SPP ini paling sedikit berisi 5 informasi, yakni Nomor Pokok Wajib Pajak (NPWP); kode akun pajak; kode jenis setoran; masa pajak atau bagian tahun pajak atau tahun pajak; dan nominal yang disetor atau dibayar.
Sarana administrasi lain yang disamakan dengan SSP tersebut dapat berupa Bukti Penerimaan Negara (BPN) atas pembayaran dan penyetoran pajak melalui sistem penerimaan negara secara elektronik; atau surat setoran pabean, cukai, dan pajak atas pembayaran dan penyetoran PPh Pasal 22 impor, PPN impor, dan PPnBM impor serta PPN hasil tembakau buatan dalam negeri.
Selanjutnya, yang dipersamakan dengan SSP juga termasuk bukti pemindahbukuan atas pembayaran dan penyetoran pajak melalui pemindahbukuan; surat perintah pencairan dana atas pembayaran pajak; dan bukti penerimaan pajak lainnya sesuai dengan ketentuan peraturan perundang-undangan.

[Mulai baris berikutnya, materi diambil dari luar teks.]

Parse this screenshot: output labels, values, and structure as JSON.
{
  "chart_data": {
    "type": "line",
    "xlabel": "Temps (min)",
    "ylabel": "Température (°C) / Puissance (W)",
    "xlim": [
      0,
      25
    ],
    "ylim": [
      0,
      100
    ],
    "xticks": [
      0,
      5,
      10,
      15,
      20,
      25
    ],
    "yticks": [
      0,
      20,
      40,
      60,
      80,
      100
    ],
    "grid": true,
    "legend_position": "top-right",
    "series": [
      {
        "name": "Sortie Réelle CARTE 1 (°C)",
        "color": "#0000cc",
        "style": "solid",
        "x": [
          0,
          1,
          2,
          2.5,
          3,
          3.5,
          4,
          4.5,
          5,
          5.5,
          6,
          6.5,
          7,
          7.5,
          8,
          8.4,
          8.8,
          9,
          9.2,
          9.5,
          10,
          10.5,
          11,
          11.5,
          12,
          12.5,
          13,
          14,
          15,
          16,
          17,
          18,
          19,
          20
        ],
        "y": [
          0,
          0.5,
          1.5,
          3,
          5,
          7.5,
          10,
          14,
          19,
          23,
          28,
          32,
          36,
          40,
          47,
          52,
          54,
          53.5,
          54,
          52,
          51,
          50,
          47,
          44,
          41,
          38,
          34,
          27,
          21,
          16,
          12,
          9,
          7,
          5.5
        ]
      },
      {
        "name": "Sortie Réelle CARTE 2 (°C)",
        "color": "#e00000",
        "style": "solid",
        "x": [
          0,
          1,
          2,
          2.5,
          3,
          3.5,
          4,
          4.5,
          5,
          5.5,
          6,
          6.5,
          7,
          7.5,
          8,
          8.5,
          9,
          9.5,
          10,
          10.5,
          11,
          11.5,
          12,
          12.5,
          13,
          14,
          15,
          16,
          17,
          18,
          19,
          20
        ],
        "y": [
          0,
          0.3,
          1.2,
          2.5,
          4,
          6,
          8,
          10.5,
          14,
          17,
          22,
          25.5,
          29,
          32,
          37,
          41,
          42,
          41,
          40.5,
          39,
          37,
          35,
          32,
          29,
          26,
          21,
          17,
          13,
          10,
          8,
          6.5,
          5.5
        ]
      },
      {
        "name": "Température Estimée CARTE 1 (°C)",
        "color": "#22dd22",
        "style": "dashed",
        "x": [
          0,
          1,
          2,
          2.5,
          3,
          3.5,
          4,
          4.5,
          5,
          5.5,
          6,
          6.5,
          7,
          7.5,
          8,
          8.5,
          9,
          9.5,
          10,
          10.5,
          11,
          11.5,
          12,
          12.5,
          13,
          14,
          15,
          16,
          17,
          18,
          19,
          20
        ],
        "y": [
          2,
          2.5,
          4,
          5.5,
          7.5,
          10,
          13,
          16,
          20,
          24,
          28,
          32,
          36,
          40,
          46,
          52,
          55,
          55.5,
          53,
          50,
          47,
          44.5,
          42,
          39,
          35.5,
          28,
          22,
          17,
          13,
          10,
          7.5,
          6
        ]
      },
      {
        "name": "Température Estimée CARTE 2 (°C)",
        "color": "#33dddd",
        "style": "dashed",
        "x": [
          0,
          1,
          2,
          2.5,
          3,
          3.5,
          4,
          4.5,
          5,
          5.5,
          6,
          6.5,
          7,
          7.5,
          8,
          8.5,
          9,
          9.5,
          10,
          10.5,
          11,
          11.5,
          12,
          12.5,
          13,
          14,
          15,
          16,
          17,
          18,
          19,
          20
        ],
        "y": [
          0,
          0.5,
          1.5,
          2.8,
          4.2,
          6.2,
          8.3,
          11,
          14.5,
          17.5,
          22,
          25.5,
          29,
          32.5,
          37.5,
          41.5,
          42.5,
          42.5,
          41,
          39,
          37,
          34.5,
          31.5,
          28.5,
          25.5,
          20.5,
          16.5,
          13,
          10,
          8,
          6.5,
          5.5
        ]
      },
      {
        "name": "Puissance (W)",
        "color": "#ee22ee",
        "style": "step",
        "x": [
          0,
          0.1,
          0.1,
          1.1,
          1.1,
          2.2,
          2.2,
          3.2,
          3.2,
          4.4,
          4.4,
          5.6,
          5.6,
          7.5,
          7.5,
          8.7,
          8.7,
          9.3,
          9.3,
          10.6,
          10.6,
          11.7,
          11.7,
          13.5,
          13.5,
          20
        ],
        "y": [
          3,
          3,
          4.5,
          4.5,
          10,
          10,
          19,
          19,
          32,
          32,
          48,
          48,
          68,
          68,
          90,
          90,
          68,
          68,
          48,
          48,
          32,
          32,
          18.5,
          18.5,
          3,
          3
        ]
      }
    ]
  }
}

Pembayaran atau penyetoran pajak dilaksanakan secara elektronik dilakukan melalui sistem billing DJP. Pembayaran atau penyetoran pajak meliputi pembayaran dan penyetoran seluruh jenis pajak, kecuali pajak dalam rangka impor (PDRI) yang diadministrasikan oleh Ditjen Bea dan Cukai (DJBC); dan/atau pajak yang tata cara pembayarannya diatur secara khusus.
"Transaksi pembayaran atau penyetoran pajak ... dilakukan dengan menggunakan kode billing," bunyi Pasal 4 ayat (3) PER-10/PJ/2024.
Transaksi pembayaran atau penyetoran pajak dapat dilakukan melalui layanan atau kanal pembayaran pada loket atau teller (over the counter); layanan atau kanal pembayaran dengan menggunakan sistem elektronik seperti mesin ATM dan internet banking; dan sarana lainnya.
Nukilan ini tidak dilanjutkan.